Shiprock A profusion of life


Shiprock is a tidal wall in Port Hacking near Cronulla on the south side of Sydney that has unique and amazing marine life. Twice a day, tidal currents bring fresh supplies of nutrients to feed and oxygenate this amazing ecosystem. The walls support lifeforms that feed on open water plankton. The sea floor has an incredibly rich Bivalve shell fauna including Mussels, Scallops, Oysters, Pipis, Chinaman's Fingernails, Cockles and more. Bivalves are one of the few lifeforms that can survive well in very silty turbid water. They use their gills to sort food from muddy water.

  Dwarf Lionfish Pineapple Fish
  The wall at shiprock gets a twice daily flush of nutrient rich water from the ocean. Shiprock supports an abundant diversity of marine life. Dwarf Liofish easily find plentiful pickings. Pineapple fish live under ledges and overhangs. They are active at night. There is a red spot beneath the eye, inside of which are bio-luminescent bacteria that create a glow spot. Fish and shrimp and other critters are attracted to the light and are eaten.

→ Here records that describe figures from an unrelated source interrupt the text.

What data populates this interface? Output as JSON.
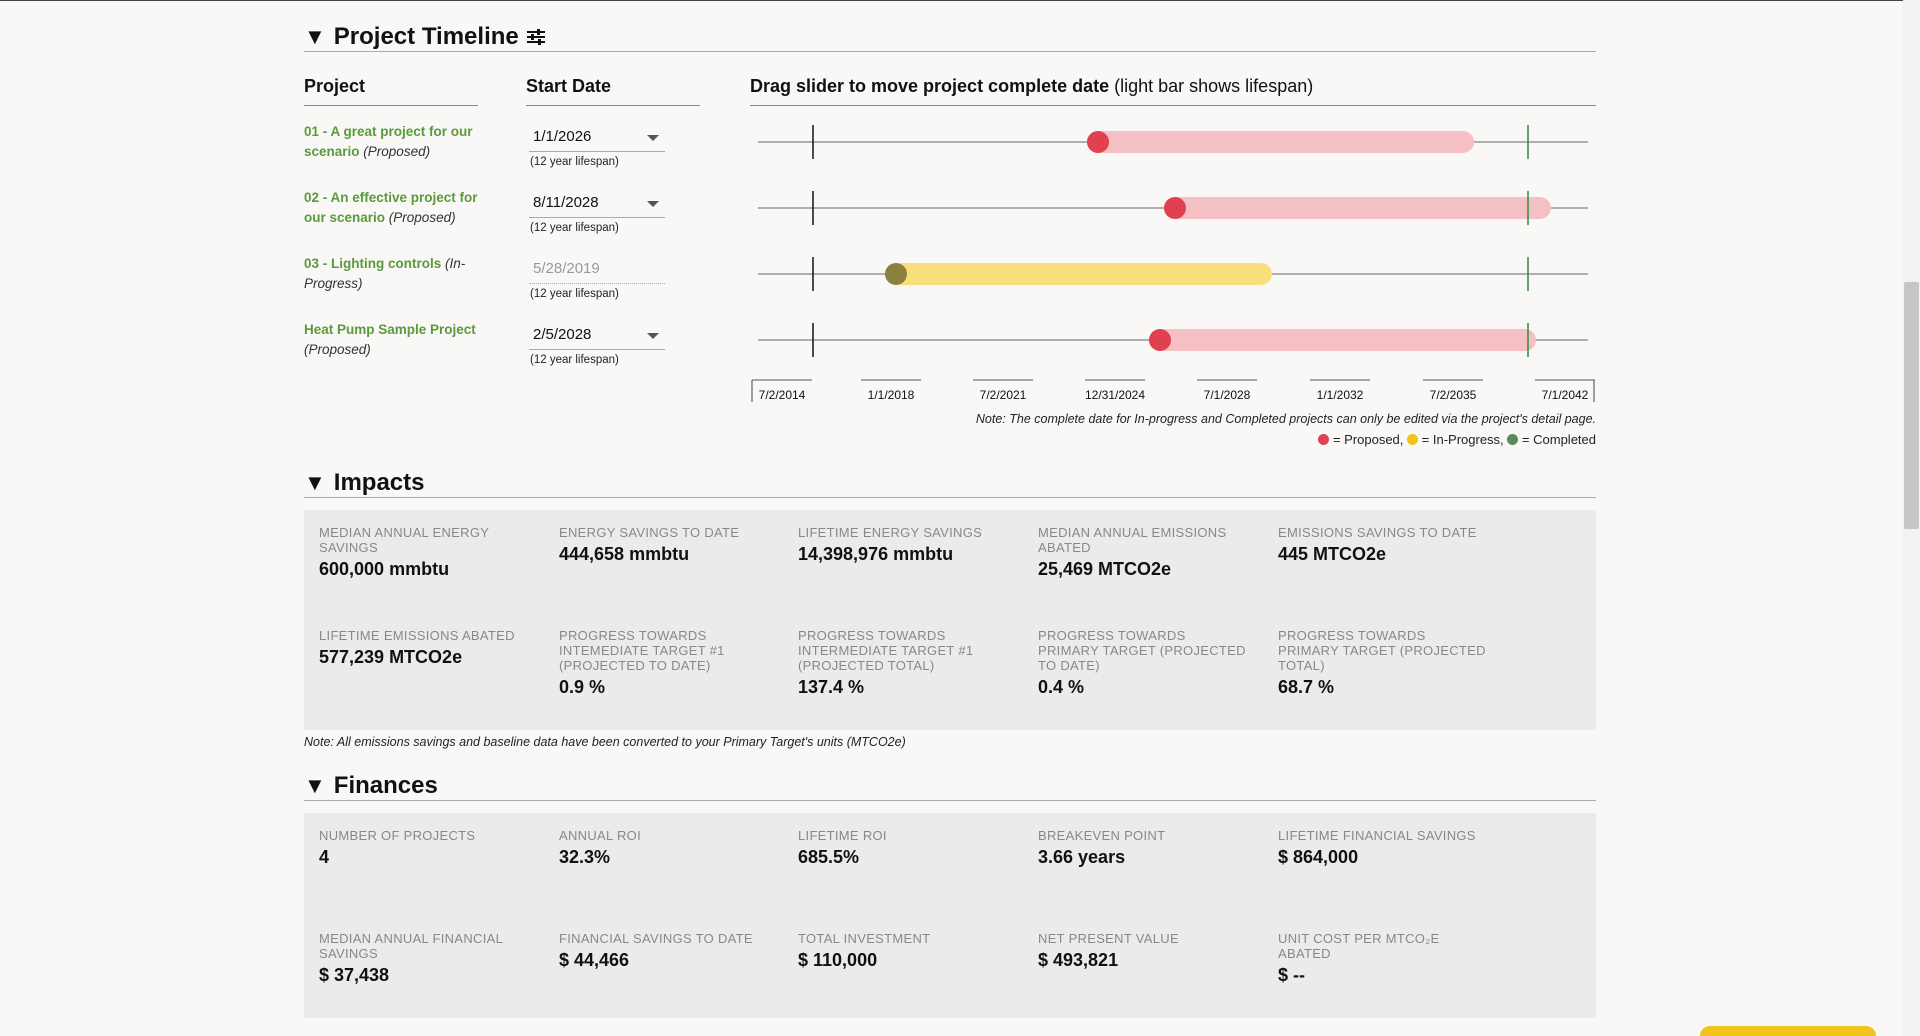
{
  "timeline": {
    "title": "Project Timeline",
    "filter_icon": "sliders-icon",
    "col_project": "Project",
    "col_start": "Start Date",
    "col_drag_bold": "Drag slider to move project complete date",
    "col_drag_light": "(light bar shows lifespan)",
    "projects": [
      {
        "name": "01 - A great project for our scenario",
        "status": "(Proposed)",
        "start": "1/1/2026",
        "lifespan": "(12 year lifespan)",
        "state": "proposed",
        "editable": true
      },
      {
        "name": "02 - An effective project for our scenario",
        "status": "(Proposed)",
        "start": "8/11/2028",
        "lifespan": "(12 year lifespan)",
        "state": "proposed",
        "editable": true
      },
      {
        "name": "03 - Lighting controls",
        "status": "(In-Progress)",
        "start": "5/28/2019",
        "lifespan": "(12 year lifespan)",
        "state": "in-progress",
        "editable": false
      },
      {
        "name": "Heat Pump Sample Project",
        "status": "(Proposed)",
        "start": "2/5/2028",
        "lifespan": "(12 year lifespan)",
        "state": "proposed",
        "editable": true
      }
    ],
    "axis_ticks": [
      "7/2/2014",
      "1/1/2018",
      "7/2/2021",
      "12/31/2024",
      "7/1/2028",
      "1/1/2032",
      "7/2/2035",
      "7/1/2042"
    ],
    "note": "Note: The complete date for In-progress and Completed projects can only be edited via the project's detail page.",
    "legend": {
      "proposed": "= Proposed,",
      "in_progress": "= In-Progress,",
      "completed": "= Completed"
    },
    "colors": {
      "proposed_dot": "#e04050",
      "proposed_bar": "#f5c0c4",
      "in_progress_dot": "#8a8040",
      "in_progress_bar": "#f8df7a",
      "completed_dot": "#5a8a5a",
      "green_marker": "#2e8b3e"
    }
  },
  "impacts": {
    "title": "Impacts",
    "stats": [
      {
        "label": "MEDIAN ANNUAL ENERGY SAVINGS",
        "value": "600,000 mmbtu"
      },
      {
        "label": "ENERGY SAVINGS TO DATE",
        "value": "444,658 mmbtu"
      },
      {
        "label": "LIFETIME ENERGY SAVINGS",
        "value": "14,398,976 mmbtu"
      },
      {
        "label": "MEDIAN ANNUAL EMISSIONS ABATED",
        "value": "25,469 MTCO2e"
      },
      {
        "label": "EMISSIONS SAVINGS TO DATE",
        "value": "445 MTCO2e"
      },
      {
        "label": "LIFETIME EMISSIONS ABATED",
        "value": "577,239 MTCO2e"
      },
      {
        "label": "PROGRESS TOWARDS INTEMEDIATE TARGET #1 (PROJECTED TO DATE)",
        "value": "0.9 %"
      },
      {
        "label": "PROGRESS TOWARDS INTERMEDIATE TARGET #1 (PROJECTED TOTAL)",
        "value": "137.4 %"
      },
      {
        "label": "PROGRESS TOWARDS PRIMARY TARGET (PROJECTED TO DATE)",
        "value": "0.4 %"
      },
      {
        "label": "PROGRESS TOWARDS PRIMARY TARGET (PROJECTED TOTAL)",
        "value": "68.7 %"
      }
    ],
    "note": "Note: All emissions savings and baseline data have been converted to your Primary Target's units (MTCO2e)"
  },
  "finances": {
    "title": "Finances",
    "stats": [
      {
        "label": "NUMBER OF PROJECTS",
        "value": "4"
      },
      {
        "label": "ANNUAL ROI",
        "value": "32.3%"
      },
      {
        "label": "LIFETIME ROI",
        "value": "685.5%"
      },
      {
        "label": "BREAKEVEN POINT",
        "value": "3.66 years"
      },
      {
        "label": "LIFETIME FINANCIAL SAVINGS",
        "value": "$ 864,000"
      },
      {
        "label": "MEDIAN ANNUAL FINANCIAL SAVINGS",
        "value": "$ 37,438"
      },
      {
        "label": "FINANCIAL SAVINGS TO DATE",
        "value": "$ 44,466"
      },
      {
        "label": "TOTAL INVESTMENT",
        "value": "$ 110,000"
      },
      {
        "label": "NET PRESENT VALUE",
        "value": "$ 493,821"
      },
      {
        "label": "UNIT COST PER MTCO₂E ABATED",
        "value": "$ --"
      }
    ]
  }
}
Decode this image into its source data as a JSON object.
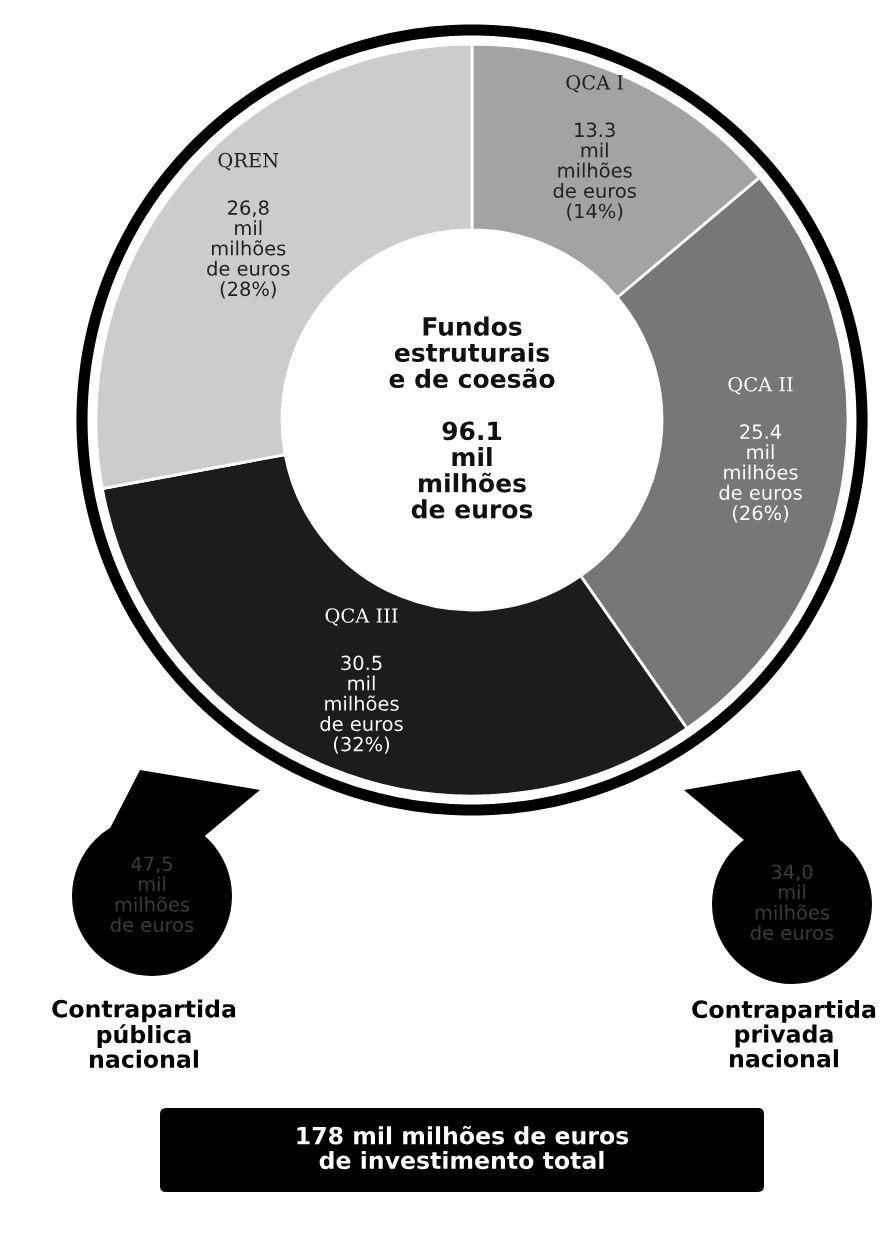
{
  "chart_data": {
    "type": "donut",
    "categories": [
      "QCA I",
      "QCA II",
      "QCA III",
      "QREN"
    ],
    "values": [
      13.3,
      25.4,
      30.5,
      26.8
    ],
    "colors": [
      "#a3a3a3",
      "#777777",
      "#1c1c1c",
      "#cccccc"
    ],
    "value_labels": [
      "13.3\nmil\nmilhões\nde euros\n(14%)",
      "25.4\nmil\nmilhões\nde euros\n(26%)",
      "30.5\nmil\nmilhões\nde euros\n(32%)",
      "26,8\nmil\nmilhões\nde euros\n(28%)"
    ],
    "annotations": [
      "Fundos\nestruturais\ne de coesão\n\n96.1\nmil\nmilhões\nde euros",
      "47,5\nmil\nmilhões\nde euros",
      "34,0\nmil\nmilhões\nde euros",
      "Contrapartida\npública\nnacional",
      "Contrapartida\nprivada\nnacional",
      "178 mil milhões de euros\nde investimento total"
    ]
  }
}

  Anglerfish Decorator crab
  The marbled Anglerfish has a lure with which it attracts prey. It can engulf prey with a lightning fast strike. As it opens its cavernous mouth, it flaps the massive gill cover causing a powerful suction of water which draws in the hapless prey in a fraction of a second. Decorator crabs have tiny hooks on their shell to which they attach sponge, soft coral, bryozoans and even kelp. There is a whole ecosystem that lives in and under the sponge gardens filled with some very extraordinary critters.